Costurando sua base partidária, o presidente já criou o ministério (ou secretaria-ministério, não sei bem) de Portos e Aeroportos. E, se esse e uns dois outros já cogitados não bastarem, tenho certeza de que há inúmeros na algibeira. Assim de cabeça, posso lembrar o Ministério de Formulários, Despachantes e Recadastramentos, para ajudar o cidadão a enfrentar a formidanda burocracia estatal; o Ministério de Relações Matrimoniais, para resolver de vez o problema do casamento homossexual e baixar por medida provisória a Cartilha do Casal, a ser obedecida por todos, inclusive no que tange ao que pode e ao que não pode na discutida conjunção carnal, da qual, em recente improviso, o presidente já demonstrou que é grande conhecedor; o Ministério de Pontes, Viadutos, Passarelas e P
guelas; o Ministério de Excrementos e Resíduos Destinados à Agricultura - o popular Merda - incumbido de aproveitar a nossa abundantíssima produção, material e metafórica, desses insumos agrícolas e mentais de que tanto dependemos; o Ministério da Malhação e da Aeróbica; o Ministério dos Flanelinhas, Malabaristas de Sinais de Trânsito e Guardadores de Lugares em Filas; e por aí vai, numa sucessão interminável de áreas a ministeriar e de cargos a dar para assegurar a também famosíssima governabilidade, vocês é que pensam que vida de presidente é mole.

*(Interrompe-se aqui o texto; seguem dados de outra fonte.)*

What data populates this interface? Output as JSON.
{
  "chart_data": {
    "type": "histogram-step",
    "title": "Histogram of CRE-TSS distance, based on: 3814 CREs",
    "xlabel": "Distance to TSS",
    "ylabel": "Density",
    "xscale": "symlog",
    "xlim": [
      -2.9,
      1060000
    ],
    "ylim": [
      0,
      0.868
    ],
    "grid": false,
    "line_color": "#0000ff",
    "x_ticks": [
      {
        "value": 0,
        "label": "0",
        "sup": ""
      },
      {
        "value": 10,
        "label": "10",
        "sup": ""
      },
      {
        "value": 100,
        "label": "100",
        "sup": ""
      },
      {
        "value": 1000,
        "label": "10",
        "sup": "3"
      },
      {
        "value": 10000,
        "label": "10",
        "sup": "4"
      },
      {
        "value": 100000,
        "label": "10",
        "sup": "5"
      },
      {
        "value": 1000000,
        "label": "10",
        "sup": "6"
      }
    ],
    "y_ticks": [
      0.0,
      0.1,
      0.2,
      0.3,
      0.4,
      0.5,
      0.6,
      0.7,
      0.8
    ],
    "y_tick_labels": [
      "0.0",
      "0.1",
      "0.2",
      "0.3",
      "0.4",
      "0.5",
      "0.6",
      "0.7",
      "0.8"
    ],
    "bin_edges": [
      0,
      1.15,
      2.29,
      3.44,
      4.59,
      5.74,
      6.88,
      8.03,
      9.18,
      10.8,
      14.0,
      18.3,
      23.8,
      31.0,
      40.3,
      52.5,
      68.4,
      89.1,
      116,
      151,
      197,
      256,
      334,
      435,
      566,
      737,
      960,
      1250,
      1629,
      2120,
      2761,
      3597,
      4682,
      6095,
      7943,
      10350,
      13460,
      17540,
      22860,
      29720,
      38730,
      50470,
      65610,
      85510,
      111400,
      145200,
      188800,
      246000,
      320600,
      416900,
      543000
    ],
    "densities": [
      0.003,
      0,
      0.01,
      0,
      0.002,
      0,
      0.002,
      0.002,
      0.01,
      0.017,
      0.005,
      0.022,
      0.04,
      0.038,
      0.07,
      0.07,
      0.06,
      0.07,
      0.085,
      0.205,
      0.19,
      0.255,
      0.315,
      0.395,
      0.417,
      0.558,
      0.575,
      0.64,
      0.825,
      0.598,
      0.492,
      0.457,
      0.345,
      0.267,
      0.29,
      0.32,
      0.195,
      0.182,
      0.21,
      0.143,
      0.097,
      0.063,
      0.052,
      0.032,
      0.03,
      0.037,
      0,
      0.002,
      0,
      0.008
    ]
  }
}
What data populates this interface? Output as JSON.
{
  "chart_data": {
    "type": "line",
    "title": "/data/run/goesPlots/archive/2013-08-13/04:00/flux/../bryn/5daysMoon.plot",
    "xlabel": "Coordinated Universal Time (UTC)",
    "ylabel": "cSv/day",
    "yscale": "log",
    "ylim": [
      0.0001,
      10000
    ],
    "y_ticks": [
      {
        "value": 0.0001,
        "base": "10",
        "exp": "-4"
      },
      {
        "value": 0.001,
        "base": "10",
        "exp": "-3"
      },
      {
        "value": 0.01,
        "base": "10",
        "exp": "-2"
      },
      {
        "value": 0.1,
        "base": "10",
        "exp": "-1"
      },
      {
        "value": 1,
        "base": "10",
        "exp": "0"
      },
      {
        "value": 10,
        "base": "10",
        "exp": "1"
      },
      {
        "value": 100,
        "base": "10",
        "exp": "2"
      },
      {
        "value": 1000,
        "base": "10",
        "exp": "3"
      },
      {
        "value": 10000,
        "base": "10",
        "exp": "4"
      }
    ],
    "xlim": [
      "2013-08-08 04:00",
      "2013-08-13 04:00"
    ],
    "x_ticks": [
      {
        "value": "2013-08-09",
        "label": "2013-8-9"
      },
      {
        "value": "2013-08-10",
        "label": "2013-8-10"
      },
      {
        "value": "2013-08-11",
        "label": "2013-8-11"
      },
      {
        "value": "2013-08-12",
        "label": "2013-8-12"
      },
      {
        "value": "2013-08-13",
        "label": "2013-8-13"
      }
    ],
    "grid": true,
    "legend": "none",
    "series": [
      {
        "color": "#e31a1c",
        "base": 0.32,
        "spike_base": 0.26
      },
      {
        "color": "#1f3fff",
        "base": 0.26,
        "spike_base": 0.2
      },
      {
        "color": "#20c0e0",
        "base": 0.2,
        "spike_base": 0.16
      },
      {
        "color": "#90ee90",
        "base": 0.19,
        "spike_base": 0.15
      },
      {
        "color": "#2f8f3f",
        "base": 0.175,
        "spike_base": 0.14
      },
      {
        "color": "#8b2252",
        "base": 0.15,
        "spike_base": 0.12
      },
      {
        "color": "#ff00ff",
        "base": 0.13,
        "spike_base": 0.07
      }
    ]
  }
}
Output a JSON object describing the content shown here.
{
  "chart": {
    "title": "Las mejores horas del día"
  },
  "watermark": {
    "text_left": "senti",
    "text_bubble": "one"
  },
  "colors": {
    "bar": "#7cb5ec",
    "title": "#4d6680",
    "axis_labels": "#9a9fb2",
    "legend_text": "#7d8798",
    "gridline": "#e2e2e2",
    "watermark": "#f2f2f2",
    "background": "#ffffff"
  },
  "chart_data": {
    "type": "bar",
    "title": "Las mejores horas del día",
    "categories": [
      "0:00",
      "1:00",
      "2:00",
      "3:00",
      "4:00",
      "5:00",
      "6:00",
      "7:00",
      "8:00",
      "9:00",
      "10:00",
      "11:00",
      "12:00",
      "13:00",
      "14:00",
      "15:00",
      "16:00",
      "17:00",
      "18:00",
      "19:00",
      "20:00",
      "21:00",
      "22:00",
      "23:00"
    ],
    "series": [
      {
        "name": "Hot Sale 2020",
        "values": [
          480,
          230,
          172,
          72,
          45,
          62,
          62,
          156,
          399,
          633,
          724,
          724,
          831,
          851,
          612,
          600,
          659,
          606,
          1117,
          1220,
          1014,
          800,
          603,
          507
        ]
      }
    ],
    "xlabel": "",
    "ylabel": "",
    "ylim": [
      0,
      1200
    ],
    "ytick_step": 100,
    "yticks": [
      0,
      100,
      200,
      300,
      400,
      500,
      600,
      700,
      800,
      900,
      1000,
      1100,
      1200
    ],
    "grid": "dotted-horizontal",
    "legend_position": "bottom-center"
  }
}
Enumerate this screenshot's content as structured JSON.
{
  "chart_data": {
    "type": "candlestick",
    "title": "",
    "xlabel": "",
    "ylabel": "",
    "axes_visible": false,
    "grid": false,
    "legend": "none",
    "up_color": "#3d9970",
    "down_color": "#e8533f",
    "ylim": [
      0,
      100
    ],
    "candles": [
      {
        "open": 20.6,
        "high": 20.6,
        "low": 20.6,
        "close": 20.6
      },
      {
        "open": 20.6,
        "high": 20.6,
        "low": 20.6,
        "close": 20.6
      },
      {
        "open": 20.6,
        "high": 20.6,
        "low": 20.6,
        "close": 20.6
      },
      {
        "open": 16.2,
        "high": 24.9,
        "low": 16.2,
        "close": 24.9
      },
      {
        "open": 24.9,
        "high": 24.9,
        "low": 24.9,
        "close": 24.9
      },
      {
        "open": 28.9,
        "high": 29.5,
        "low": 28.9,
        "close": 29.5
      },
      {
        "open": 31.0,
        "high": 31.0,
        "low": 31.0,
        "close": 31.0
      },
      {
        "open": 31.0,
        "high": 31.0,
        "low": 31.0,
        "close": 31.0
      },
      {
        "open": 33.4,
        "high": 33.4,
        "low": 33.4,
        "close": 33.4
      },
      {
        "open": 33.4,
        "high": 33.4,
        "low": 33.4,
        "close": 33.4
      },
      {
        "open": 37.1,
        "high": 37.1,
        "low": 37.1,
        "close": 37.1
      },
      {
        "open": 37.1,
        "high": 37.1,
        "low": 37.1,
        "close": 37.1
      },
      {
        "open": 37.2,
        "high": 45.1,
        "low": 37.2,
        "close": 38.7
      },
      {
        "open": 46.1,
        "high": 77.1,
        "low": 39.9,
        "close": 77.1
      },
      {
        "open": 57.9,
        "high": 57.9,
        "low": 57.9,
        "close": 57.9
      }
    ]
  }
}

Acrescente-se que o presidente, numa tacada que surpreendeu o mundo, descobriu o ponto G, coisa para no mínimo um premiozinho Nobel, já que se trata de feito quase tão difícil quanto realizar a quadratura do círculo ou achar a fonte da juventude. Tem gente, homens e mulheres, que até hoje procura o ponto G e não acha, assim fazendo do presidente não só o melhor presidente em todos estes 500 anos de República, como também o mais gostoso desde d. Pedro Deodoro. Francamente, não dá para criticar. E, mais ainda, manda a honestidade admitir que, quando o governo criar o Ministério do Ponto G ou o Bolsa-Ponto G, a minha humana fraqueza talvez me leve a apoiá-lo.